When Villains Rise (Anti-Heroes in Love 2)
Page 66
But then, didn’t I?
That was exactly how I felt about Dante. How he’d seduced me away from myself and into something better.
Only, I’d had the courage to follow my capo into the dark when Mama had not.
The idea that Dante had wanted my sister romantically felt like a slap to the face of that courage. Was there something in me that reminded him or her the way it had with Christopher and Giselle? Was he using me to make her jealous? Was he wishing every day that I was someone else?
My head fell, chin to my chest, the weight of my chaotic thoughts to heavy too hold up anymore. Dante’s lyrically accented words echoed in the cavern of my reeling mind.
Io sono con te.
I am with you.
Elena, you don’t realize this yet, but I see you, I know you, and I’m undone by you.
Sono pazzo di te. I’m crazy about you.
Only you, Elena. Only with you do I like fucking you, marking you, owning you with my body and my cum. Mine to fuck. Mine to cherish. Mine to love.
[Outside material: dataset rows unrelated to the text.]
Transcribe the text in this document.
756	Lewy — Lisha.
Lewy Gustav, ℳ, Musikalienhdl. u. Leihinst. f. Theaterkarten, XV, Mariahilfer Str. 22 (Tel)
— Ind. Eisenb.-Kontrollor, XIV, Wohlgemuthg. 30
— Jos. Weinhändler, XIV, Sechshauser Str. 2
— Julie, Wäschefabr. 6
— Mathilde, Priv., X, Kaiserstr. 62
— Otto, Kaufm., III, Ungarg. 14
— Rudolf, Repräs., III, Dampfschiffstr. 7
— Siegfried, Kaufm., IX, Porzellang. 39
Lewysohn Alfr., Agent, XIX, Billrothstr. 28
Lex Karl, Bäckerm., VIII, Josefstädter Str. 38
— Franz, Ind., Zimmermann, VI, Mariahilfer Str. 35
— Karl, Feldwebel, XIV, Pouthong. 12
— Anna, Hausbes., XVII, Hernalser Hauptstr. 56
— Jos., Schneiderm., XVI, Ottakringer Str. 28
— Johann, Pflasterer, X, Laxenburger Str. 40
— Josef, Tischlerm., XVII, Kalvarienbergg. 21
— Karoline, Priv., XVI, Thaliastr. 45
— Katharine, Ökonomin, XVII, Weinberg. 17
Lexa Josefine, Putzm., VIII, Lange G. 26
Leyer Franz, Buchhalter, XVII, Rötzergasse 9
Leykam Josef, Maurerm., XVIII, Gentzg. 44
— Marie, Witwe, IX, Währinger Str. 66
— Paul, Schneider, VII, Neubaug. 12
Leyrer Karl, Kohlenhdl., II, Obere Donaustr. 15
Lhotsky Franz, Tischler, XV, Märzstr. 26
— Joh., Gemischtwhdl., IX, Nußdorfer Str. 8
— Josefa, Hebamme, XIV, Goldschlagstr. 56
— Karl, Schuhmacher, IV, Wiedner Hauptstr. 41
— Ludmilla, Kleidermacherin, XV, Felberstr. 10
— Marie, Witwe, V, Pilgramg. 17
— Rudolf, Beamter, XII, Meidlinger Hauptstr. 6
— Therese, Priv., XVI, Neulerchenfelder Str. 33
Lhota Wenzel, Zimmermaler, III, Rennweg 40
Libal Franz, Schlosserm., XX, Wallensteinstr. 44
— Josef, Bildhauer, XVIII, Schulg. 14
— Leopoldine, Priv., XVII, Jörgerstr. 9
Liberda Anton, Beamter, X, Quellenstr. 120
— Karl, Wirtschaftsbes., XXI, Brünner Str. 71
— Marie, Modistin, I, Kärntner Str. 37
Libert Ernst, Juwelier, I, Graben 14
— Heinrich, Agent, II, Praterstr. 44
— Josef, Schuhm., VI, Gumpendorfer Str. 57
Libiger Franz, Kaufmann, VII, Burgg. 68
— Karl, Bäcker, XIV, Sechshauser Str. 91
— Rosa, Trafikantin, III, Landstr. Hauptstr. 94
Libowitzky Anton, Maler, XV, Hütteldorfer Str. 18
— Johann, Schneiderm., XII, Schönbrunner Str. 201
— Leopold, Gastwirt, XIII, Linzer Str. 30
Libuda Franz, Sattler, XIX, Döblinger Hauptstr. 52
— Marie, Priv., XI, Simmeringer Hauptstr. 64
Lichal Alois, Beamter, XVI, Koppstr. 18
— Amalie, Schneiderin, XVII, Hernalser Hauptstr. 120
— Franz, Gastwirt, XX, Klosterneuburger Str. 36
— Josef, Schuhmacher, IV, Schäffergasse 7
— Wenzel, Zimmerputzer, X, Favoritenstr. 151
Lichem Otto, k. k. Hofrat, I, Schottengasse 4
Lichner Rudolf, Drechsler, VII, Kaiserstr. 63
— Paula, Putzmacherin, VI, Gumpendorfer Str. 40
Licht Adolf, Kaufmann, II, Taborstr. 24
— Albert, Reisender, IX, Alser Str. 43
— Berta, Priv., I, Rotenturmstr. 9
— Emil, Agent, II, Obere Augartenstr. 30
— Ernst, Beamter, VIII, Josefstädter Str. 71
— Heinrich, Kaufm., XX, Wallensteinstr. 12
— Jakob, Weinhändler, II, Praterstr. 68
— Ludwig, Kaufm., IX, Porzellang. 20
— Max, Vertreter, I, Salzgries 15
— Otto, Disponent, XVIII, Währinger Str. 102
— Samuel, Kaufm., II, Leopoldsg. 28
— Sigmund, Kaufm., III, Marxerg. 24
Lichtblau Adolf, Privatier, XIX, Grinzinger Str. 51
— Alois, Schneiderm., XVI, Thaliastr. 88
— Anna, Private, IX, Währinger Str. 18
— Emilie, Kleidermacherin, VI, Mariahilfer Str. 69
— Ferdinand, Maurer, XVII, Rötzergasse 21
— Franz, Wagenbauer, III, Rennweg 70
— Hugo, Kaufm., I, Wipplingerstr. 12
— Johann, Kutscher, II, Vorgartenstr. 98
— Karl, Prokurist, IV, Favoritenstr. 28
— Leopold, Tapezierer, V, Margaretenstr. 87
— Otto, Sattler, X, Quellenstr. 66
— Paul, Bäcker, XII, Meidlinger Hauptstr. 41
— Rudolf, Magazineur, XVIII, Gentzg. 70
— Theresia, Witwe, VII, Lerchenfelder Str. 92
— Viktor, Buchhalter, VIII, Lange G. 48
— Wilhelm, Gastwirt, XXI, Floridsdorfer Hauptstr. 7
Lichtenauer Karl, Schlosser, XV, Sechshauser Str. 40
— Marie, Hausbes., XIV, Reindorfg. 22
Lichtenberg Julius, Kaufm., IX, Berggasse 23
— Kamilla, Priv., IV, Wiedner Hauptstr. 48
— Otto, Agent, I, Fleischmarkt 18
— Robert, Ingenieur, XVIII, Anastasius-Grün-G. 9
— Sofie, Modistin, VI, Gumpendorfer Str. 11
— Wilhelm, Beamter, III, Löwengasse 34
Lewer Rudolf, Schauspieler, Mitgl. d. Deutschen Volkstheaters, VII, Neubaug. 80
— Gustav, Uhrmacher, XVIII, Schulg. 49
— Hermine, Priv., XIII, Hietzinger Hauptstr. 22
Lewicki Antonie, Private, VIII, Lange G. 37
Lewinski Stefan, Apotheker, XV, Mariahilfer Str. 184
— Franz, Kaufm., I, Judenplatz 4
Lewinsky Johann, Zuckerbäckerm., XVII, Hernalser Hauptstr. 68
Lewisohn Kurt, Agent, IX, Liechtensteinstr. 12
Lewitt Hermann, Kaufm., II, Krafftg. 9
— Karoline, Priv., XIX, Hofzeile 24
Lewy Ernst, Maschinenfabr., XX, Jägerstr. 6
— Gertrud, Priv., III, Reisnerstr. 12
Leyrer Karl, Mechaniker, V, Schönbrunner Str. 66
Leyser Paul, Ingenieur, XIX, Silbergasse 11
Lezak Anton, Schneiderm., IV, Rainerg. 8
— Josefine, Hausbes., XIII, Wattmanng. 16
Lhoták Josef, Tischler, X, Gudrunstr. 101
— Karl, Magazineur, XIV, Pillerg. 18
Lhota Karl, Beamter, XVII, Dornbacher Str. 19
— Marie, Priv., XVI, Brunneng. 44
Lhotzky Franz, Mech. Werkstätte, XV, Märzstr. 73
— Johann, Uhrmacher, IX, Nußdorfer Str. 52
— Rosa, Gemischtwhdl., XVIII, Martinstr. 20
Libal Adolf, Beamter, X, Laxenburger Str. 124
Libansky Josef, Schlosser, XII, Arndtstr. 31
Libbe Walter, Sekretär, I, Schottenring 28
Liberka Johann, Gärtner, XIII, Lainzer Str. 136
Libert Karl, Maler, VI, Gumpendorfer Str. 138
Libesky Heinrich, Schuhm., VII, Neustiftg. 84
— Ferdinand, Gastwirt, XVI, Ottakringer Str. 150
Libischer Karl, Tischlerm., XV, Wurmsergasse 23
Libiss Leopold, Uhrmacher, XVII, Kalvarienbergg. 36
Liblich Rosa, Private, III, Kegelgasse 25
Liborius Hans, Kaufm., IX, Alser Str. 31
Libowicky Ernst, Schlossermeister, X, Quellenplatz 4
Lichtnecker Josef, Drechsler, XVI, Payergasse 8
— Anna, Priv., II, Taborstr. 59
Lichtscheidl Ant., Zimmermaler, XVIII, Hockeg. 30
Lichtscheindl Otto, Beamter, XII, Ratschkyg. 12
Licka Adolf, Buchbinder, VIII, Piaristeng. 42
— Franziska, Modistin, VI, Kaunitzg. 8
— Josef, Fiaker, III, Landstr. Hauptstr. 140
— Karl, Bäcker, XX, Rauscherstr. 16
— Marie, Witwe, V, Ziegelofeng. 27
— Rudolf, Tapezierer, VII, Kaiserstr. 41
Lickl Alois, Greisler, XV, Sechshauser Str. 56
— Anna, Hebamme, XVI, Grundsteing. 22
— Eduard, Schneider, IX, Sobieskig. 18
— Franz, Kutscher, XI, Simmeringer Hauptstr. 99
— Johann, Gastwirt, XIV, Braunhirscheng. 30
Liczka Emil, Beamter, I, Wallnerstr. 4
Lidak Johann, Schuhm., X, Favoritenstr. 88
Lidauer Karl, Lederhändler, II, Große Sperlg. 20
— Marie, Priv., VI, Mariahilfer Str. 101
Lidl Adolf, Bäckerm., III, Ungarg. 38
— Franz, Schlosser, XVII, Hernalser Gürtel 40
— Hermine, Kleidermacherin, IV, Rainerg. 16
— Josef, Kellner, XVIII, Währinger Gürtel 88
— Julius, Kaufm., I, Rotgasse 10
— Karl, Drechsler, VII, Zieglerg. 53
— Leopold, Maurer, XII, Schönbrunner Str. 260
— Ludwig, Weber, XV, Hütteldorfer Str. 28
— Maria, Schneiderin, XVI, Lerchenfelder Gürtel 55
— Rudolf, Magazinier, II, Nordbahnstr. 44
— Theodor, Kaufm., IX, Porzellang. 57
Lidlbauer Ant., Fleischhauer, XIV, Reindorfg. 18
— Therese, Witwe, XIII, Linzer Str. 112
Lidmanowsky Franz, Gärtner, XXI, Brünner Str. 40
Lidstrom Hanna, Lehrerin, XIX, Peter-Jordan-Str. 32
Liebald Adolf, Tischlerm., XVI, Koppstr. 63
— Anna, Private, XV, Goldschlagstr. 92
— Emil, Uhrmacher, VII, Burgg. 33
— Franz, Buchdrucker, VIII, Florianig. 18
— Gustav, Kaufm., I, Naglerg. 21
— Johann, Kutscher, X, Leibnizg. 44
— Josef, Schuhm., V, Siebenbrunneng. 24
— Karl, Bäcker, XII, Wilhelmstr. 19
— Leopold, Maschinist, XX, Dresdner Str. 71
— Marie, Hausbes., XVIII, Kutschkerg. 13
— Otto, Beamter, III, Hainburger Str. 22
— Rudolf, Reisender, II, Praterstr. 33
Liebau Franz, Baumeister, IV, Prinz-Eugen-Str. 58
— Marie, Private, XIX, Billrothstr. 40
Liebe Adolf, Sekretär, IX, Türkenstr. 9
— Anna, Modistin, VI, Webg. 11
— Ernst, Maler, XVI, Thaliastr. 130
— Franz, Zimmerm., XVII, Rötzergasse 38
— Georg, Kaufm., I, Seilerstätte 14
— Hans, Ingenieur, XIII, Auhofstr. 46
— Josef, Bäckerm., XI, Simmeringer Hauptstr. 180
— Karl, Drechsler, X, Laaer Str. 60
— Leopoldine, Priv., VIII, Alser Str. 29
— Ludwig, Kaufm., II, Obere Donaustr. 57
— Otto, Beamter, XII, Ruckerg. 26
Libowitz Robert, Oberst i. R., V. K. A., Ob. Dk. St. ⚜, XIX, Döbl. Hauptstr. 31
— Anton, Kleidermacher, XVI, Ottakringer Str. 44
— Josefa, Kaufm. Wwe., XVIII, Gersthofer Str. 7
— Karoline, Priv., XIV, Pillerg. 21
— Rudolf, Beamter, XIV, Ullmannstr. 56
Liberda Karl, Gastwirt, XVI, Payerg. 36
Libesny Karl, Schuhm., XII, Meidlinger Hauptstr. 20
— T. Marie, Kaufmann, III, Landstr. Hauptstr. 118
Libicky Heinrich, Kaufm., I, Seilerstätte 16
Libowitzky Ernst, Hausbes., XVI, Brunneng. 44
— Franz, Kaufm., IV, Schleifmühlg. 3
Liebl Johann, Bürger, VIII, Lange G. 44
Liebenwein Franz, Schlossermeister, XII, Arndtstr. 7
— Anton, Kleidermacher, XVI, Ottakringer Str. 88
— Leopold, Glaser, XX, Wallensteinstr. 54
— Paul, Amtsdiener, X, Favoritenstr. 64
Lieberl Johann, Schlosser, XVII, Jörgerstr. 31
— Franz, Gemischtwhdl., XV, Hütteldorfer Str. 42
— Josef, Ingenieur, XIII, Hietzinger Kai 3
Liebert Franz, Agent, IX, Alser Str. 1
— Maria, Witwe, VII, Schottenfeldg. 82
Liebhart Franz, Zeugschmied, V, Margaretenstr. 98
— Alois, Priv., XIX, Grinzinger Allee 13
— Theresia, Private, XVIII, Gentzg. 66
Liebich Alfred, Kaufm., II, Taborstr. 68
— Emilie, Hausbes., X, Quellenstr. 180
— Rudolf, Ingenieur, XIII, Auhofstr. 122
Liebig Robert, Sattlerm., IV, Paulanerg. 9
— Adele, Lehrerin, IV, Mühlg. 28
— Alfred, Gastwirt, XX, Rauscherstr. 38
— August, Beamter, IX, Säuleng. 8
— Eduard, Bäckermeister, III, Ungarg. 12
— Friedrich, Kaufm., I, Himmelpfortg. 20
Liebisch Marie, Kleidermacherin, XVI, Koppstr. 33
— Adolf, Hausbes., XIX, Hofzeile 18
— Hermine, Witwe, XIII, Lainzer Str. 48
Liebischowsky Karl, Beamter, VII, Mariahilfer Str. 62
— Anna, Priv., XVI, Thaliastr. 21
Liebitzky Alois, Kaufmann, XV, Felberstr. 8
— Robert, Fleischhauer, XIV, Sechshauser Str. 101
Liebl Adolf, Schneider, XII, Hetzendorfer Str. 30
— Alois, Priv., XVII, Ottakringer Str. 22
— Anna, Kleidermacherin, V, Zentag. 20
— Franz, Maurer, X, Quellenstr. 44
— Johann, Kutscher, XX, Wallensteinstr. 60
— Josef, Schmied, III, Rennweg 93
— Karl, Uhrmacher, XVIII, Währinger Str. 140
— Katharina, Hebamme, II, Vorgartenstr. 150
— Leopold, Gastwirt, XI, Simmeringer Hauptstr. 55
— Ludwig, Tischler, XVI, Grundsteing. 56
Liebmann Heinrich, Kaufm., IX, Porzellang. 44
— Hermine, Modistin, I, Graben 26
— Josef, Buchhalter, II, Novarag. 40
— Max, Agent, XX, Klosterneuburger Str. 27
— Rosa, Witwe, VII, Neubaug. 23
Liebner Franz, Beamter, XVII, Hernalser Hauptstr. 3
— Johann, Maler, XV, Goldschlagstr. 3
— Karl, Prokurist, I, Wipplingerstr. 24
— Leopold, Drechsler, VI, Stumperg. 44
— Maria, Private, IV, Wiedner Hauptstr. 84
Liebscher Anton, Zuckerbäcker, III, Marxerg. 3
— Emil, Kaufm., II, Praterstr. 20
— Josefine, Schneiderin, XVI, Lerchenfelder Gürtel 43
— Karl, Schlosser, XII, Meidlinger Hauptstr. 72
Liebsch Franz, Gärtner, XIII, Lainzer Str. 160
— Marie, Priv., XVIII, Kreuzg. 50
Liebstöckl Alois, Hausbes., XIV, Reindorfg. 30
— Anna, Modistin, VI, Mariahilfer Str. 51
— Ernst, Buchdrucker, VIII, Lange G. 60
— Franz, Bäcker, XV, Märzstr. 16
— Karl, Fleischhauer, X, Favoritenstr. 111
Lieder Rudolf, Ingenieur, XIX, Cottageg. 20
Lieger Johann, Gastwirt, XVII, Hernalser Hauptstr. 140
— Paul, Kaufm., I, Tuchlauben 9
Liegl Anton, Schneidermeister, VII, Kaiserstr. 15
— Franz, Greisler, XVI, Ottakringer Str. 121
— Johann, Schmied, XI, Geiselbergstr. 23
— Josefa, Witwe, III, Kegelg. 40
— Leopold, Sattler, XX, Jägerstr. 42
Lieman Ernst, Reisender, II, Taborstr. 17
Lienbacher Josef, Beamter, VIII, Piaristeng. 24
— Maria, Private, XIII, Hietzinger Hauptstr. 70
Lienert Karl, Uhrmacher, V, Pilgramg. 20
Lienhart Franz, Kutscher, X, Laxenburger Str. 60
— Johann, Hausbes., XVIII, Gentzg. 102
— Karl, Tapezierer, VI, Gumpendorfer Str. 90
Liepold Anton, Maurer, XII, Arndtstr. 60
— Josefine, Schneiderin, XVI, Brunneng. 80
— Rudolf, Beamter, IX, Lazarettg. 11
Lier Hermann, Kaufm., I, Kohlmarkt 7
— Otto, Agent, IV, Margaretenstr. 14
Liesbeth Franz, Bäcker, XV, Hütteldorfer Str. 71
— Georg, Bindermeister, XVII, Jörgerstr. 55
It is a privilege to know you intimately. It is an honor to know you and I won’t ever take that for granted.
Tu sei la mia regina. You are my queen.
My heart burned and twisted like warped metal in the fire. It was pure agony to think of everything Dante and I had been through and wonder if it was tainted by this new information. But I leaned into it, diving deeper, because I knew I would hate myself if I let go of this man without a fight.
He’d fought for me, too.
From the moment he’d meet me, he’d fought to scale my icy walls, to break down my barriers not only so that he could know me, love me, but so that I could learn to love myself.
He’d killed for me, become a fugitive to save me from my father, and he’d given me his family so I’d have love and protection, a community, when I hadn’t allowed myself to have one before.
I sighed, scrubbing my hands over my face.
It was possible I’d overreacted.
But it was shocking and disheartening to feel like the only idiot with their head in the sand. To imagine everyone talking about Tore and Caprice, about Dante and Cosima behind my back.
The former wasn’t really Dante’s fault, though.
Of course, Cosima would want to tell me herself and she hadn’t been able to until now, even though she’d had plenty of time before I took Dante’s case to fess up. I understood, even if I didn’t like it, that before then, I had no real reason to know because Dante and Tore were nothing to me.
No reason beyond the fact that I was Cosima’s sister.
I wanted that to be enough, but when had it ever been?
Giselle was my sister, and she’d cheated on me with my ex-partner.
Sebastian was my brother and he’d only just confessed his long-time love for not only a married woman, but a man.
Caprice was my mother but she’d never told me about Salvatore.
We were as fractured as a windshield after a crash, only held together by a sheer feat of engineering that was the Italian family ideal. Stay together at all costs. Pretend to be happy when your neighbors ask how you are, even if your life at home is nightmarish.
It was pathetic.
Until now, until these two secrets that had exploded in my face and threatened to eviscerate my soul, Dante hadn’t lied to me. He’d let me see exactly who he was, what he did, and who he wanted.
Me.
It was impossible to think back to our time and New York without seeing how he had set his sights on me, hunting me down with single minded determination until I was his.
Because he so clearly wanted to be mine.
I felt shaky, every nerve flayed and raw as I took a scalpel to myself and dissected why this had hurt so badly, why it had felt for a moment like I was dying.
I’d always felt I wasn’t good enough.
Maybe I was born with that inside me, but Christopher watered it for years then Daniel, unwittingly, cultivated it when he left me so callously for my little sister. My self-loathing and doubt had grown into something monstrous, blocking out all other light.
Until Dante.
I don’t want to be loved.
Let me love you anyway.
There were tears on my cheeks and the imprint of agony inside my chest, but I dragged in a deep breath of stale church air and felt a little better.
My knees cracked loudly as I stood, a nonna glaring at me as if I disturbed her purposefully. I ignored her scowl as I made my way into the separate chamber that housed the ruins of the old temple to Apollo. My skin sizzled as I stepped into the hallowed space, my soul connecting with the pagan God where it hadn’t with the Christian deity.